Скотт и Брук, между прочим, захотели посетить церковь. Там как раз в это время толстый бритый миссионер произносил проповедь. Слушали его двое белых, да десятка два-три чернокожих. Миссионер распространялся о том, что хотя черные и являются только младшими братьями белых, но перед богом все братья равны, и он любит всех одинаково. Поэтому и они должны любить бога и выполнять то, что он велит. Почему, например, белые сильнее, богаче и умнее? Да потому, что они поклоняются единосущему богу и исполняют заповеди его. А почему черные во всех отношениях ниже их? Только потому, что не знают христианства. Первый завет христианства – любить всех и покоряться старшим. А у вас часто бывает, что вы не любите и даже не слушаетесь своих старших братьев – белых, и так далее, и так далее…
Тут же стояли и чернокожие ученики миссионерской школы, – стриженые, вымытые и даже одетые в рубахи на европейский манер; совсем не такие, как голые, нечесаные ребятишки папуасов. В школе их кормят, одевают и учат бесплатно. И через несколько лет из учеников выходят миссионеры, – такие же, как бритый толстяк.

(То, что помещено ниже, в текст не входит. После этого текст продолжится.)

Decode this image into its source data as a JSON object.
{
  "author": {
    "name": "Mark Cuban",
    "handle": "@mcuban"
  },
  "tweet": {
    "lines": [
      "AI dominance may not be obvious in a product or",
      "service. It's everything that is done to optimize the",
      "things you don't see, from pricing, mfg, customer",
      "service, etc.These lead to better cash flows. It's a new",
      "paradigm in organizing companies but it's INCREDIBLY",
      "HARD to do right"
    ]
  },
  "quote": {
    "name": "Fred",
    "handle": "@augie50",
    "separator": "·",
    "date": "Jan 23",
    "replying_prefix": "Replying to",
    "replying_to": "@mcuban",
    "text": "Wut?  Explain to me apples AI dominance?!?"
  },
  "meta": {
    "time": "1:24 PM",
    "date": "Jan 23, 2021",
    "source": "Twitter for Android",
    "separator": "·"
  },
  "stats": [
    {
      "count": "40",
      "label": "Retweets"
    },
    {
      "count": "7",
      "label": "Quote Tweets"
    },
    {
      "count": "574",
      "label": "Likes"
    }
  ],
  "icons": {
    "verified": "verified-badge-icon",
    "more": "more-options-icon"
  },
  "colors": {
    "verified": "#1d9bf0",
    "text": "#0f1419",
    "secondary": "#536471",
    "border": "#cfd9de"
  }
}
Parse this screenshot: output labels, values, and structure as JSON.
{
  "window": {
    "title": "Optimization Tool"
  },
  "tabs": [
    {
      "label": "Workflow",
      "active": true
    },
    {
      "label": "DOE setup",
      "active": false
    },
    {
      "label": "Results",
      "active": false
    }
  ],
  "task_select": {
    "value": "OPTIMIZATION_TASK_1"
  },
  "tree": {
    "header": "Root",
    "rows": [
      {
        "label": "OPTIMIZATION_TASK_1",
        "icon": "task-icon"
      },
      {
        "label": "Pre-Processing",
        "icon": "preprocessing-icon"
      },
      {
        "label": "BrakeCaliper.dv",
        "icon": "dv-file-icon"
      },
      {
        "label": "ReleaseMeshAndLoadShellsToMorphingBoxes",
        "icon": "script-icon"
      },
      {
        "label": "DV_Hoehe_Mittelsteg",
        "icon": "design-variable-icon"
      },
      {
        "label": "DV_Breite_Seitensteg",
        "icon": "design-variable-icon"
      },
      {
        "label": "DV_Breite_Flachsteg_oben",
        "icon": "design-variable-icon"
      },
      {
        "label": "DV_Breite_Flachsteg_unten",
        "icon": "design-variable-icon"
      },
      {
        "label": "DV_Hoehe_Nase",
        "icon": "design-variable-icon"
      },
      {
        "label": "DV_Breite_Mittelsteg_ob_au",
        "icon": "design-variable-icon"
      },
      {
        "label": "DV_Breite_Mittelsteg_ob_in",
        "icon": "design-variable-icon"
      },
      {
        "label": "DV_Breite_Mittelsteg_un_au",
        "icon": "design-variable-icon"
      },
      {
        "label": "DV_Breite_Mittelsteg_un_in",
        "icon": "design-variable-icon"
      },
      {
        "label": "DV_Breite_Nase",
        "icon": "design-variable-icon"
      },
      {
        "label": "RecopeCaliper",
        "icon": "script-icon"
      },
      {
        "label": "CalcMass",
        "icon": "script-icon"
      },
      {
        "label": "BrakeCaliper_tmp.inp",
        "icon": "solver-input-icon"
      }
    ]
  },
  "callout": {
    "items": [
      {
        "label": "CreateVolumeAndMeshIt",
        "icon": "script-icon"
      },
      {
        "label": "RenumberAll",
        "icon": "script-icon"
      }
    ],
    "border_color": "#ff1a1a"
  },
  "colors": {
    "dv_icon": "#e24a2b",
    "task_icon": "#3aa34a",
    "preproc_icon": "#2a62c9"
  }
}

Церковь колонизаторов совершает выгодную операцию: ведь воспитание черных миссионеров обходится вдвое дешевле, чем белых. А работа черных миссионеров среди своих соплеменников значительно продуктивнее, чем чужих, европейских.
После проповеди миссионер подошел к Скотту и Бруку и, узнав, что они отправляются вверх по реке Фляй, попросил их взять с собой одного из его черных воспитанников, направляемого миссионером в глубь острова. Скотт согласился.
В этой стране приезд белых всегда большое событие, ибо оно случается всего несколько раз в год. Начальник пункта, конечно, сразу узнал о приезде гостей, и Скотт вынужден был нанести ему визит.
Начальник пункта мистер Смит встретил Скотта радушно, и первый вопрос его был – куда и зачем они едут.
Скотт заранее подготовился к ответу на такой щекотливый вопрос и сказал, что он едет ловить своих беглых рабочих.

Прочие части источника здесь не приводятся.